Westprodukte werden kaum noch verkauft
Original-Produkte aus dem Westen findet man in den Regalen der Supermärkte nur noch selten. Meist sind es Pflege- und Waschmittel aus der Türkei. Die Menschen kaufen nur noch das, was sie unbedingt brauchen. Frisches Obst, das die Iraner so gerne essen, kommt nur noch selten auf den Tisch. "Es ist alles sehr schwierig geworden, denn die Preise haben sich fast in allen Bereichen in den vergangenen drei Jahren verdoppelt", sagt Hossein.
Reformer Hassan Rohani als Hoffnungsträger
Einer der Hoffnungsträger ist der Reformer Hassan Rohani. Er kann auch auf Stimmen der ehemaligen grünen Oppositionsbewegung zählen. Bei seinen Veranstaltungen skandieren die Menschen: "Freiheit für Karubi und Mussawi". Die Führer der Opposition stehen seit vier Jahren unter Hausarrest.
Sein Team verteilt violettfarbene Bändchen, als Zeichen der Verbundenheit. Das erinnert stark an 2009. Damals waren die Bändchen grün. Rohani gilt als moderat. Während der Reformzeit von 2003 bis 2005 führe der heute 63-Jährige die Verhandlungen über das Atomprogramm. Mit ihm als Präsident könnte eine Annäherung mit dem Westen gelingen. "Man kann mit der Welt verhandeln, man kann eine sachliche Diskussion führen. Die sollte aber von gegenseitigem Respekt geprägt sein", sagt Rohani.
Diplomatische Forderungen der Reformer
Bei einer Kandidaten-Fernsehdebatte zu Kultur und Gesellschaft forderte auch der ausgewiesene Reformer Mohammad Resa Aref die Pressefreiheit, wenn auch sehr diplomatisch. "Zeitungen verbieten oder die Veröffentlichung eines Buches, oder die Vorführung eines Films unterbinden. Solche Dinge müssen korrigiert werden", sagte er.
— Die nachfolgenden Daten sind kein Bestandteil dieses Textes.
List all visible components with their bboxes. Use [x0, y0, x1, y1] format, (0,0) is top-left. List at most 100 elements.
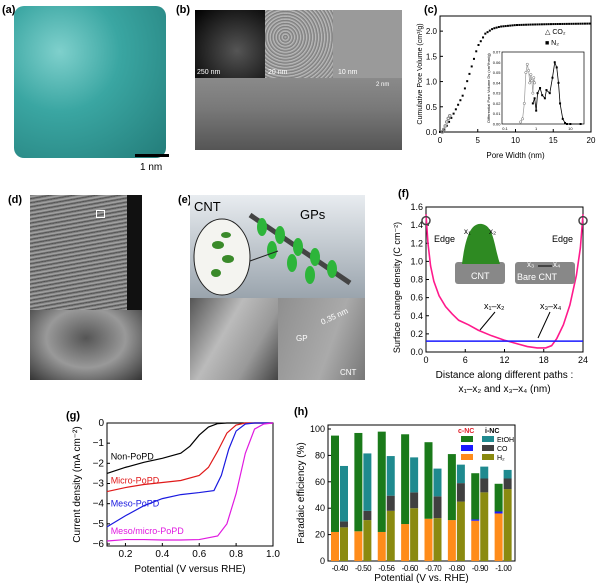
n2-point: [457, 103, 460, 106]
edge-label-right: Edge: [552, 234, 574, 244]
bar-i-NC-EtOH: [503, 469, 512, 479]
y-tick-label: 0: [320, 556, 325, 566]
x-tick-label: 0.8: [229, 549, 243, 560]
x-tick-label: 6: [463, 355, 468, 365]
gps-label: GPs: [300, 207, 326, 222]
y-tick-label: 1.2: [410, 238, 423, 248]
inset-n2-point: [555, 66, 558, 69]
x-tick-label: -1.00: [495, 564, 512, 573]
scale-label: 2 nm: [376, 82, 390, 88]
arrow: [479, 311, 496, 331]
n2-point: [475, 50, 478, 53]
y-tick-label: 0: [98, 418, 104, 429]
series-line: [106, 422, 273, 528]
bar-i-NC-H₂: [503, 489, 512, 561]
n2-point: [525, 23, 528, 26]
bar-i-NC-EtOH: [480, 466, 489, 479]
legend-group: c-NC: [458, 428, 474, 435]
co2-point: [448, 114, 452, 118]
bar-c-NC-EtOH: [377, 431, 386, 532]
n2-point: [572, 22, 575, 25]
inset-n2-point: [533, 97, 536, 100]
x-tick-label: 15: [549, 136, 558, 145]
n2-point: [450, 116, 453, 119]
n2-point: [452, 112, 455, 115]
inset-co2-point: [530, 79, 534, 83]
cnt-label: CNT: [194, 199, 221, 214]
panel-d-label: (d): [8, 194, 23, 206]
molecular-model-image: [14, 6, 166, 158]
n2-point: [581, 22, 584, 25]
n2-point: [504, 25, 507, 28]
inset-n2-point: [531, 102, 534, 105]
inset-frame: [501, 51, 585, 125]
n2-point: [522, 23, 525, 26]
x-tick-label: 24: [578, 355, 588, 365]
n2-point: [570, 22, 573, 25]
n2-point: [527, 23, 530, 26]
n2-point: [565, 22, 568, 25]
panel-e-label: (e): [178, 194, 192, 206]
y-tick-label: 1.0: [426, 78, 438, 87]
n2-point: [583, 22, 586, 25]
inset-co2-point: [525, 62, 529, 66]
n2-point: [488, 29, 491, 32]
legend-swatch: [482, 445, 494, 451]
x4-label: x₄: [553, 260, 561, 269]
y-tick-label: 1.5: [426, 52, 438, 61]
n2-point: [518, 23, 521, 26]
x-axis-label: Pore Width (nm): [486, 151, 545, 160]
y-tick-label: −2: [93, 458, 105, 469]
tem-image-porous: [265, 10, 333, 78]
sem-cross-section-image: [30, 195, 142, 310]
n2-point: [470, 65, 473, 68]
sem-image: [195, 10, 265, 78]
x-tick-label: 20: [587, 136, 596, 145]
legend-swatch: [482, 454, 494, 460]
bar-i-NC-CO: [340, 521, 348, 528]
inset-y-tick-label: 0.05: [493, 70, 502, 75]
bar-c-NC-CO: [494, 511, 503, 514]
plot-frame: [327, 424, 516, 562]
bar-c-NC-EtOH: [354, 432, 363, 532]
x-tick-label: -0.80: [448, 564, 465, 573]
n2-point: [549, 23, 552, 26]
bar-i-NC-EtOH: [410, 457, 419, 493]
co2-point: [444, 120, 449, 124]
x-tick-label: 1.0: [266, 549, 280, 560]
n2-point: [493, 27, 496, 30]
inset-co2-point: [521, 117, 525, 121]
n2-point: [466, 80, 469, 83]
legend-group: i-NC: [485, 428, 499, 435]
hrtem-image: [195, 78, 402, 150]
n2-point: [545, 23, 548, 26]
y-tick-label: 1.4: [410, 220, 423, 230]
series-line: [106, 422, 273, 493]
y-tick-label: 40: [315, 503, 325, 513]
n2-point: [484, 32, 487, 35]
bar-i-NC-EtOH: [386, 456, 395, 496]
series-label: Micro-PoPD: [111, 476, 160, 486]
y-tick-label: −1: [93, 438, 105, 449]
n2-point: [500, 25, 503, 28]
inset-y-tick-label: 0.06: [493, 60, 502, 65]
tem-image-left: [190, 298, 278, 380]
x-tick-label: 0.6: [192, 549, 206, 560]
tem-image-fine: [333, 10, 402, 78]
inset-y-tick-label: 0.02: [493, 101, 502, 106]
bar-i-NC-H₂: [433, 518, 442, 561]
bare-cnt-cylinder: [515, 262, 575, 284]
gp-label: GP: [296, 334, 308, 343]
inset-n2-point: [548, 92, 551, 95]
n2-point: [477, 44, 480, 46]
n2-point: [443, 128, 446, 131]
x-tick-label: -0.90: [472, 564, 489, 573]
inset-co2-point: [524, 71, 528, 75]
bar-i-NC-H₂: [363, 520, 372, 561]
co2-point: [446, 116, 451, 121]
bar-i-NC-CO: [386, 495, 395, 511]
bar-c-NC-EtOH: [401, 434, 410, 525]
edge-marker: [578, 215, 588, 226]
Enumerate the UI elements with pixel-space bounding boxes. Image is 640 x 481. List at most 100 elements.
Und auch die Kontrolle des Internets und das Verbot von Satellitenschüsseln müsse aufgehoben werden, forderten die Reformer am langen Tisch.
Der Wunsch nach grundlegenden Veränderungen
Hossein und seine Frau geht es wie vielen anderen Iranern der Unter- und Mittelschicht: Sie sind ratlos, wen sie am kommenden Freitag ihre Stimme geben sollen, denn nichts hat sich in den vergangen Jahren zum Besseren gewandelt. "Ich erwarte vom neuen Präsidenten, dass er seine Versprechen einhält und dass vor allem die Preise wieder sinken", sagt Hossein.
Klare Wahlprognosen gibt es ebenso wenig wie einen klaren Favoriten. Sicher ist nur eines: Viele Iraner wünschen sich grundlegende Veränderungen - wirtschaftlich wie politisch.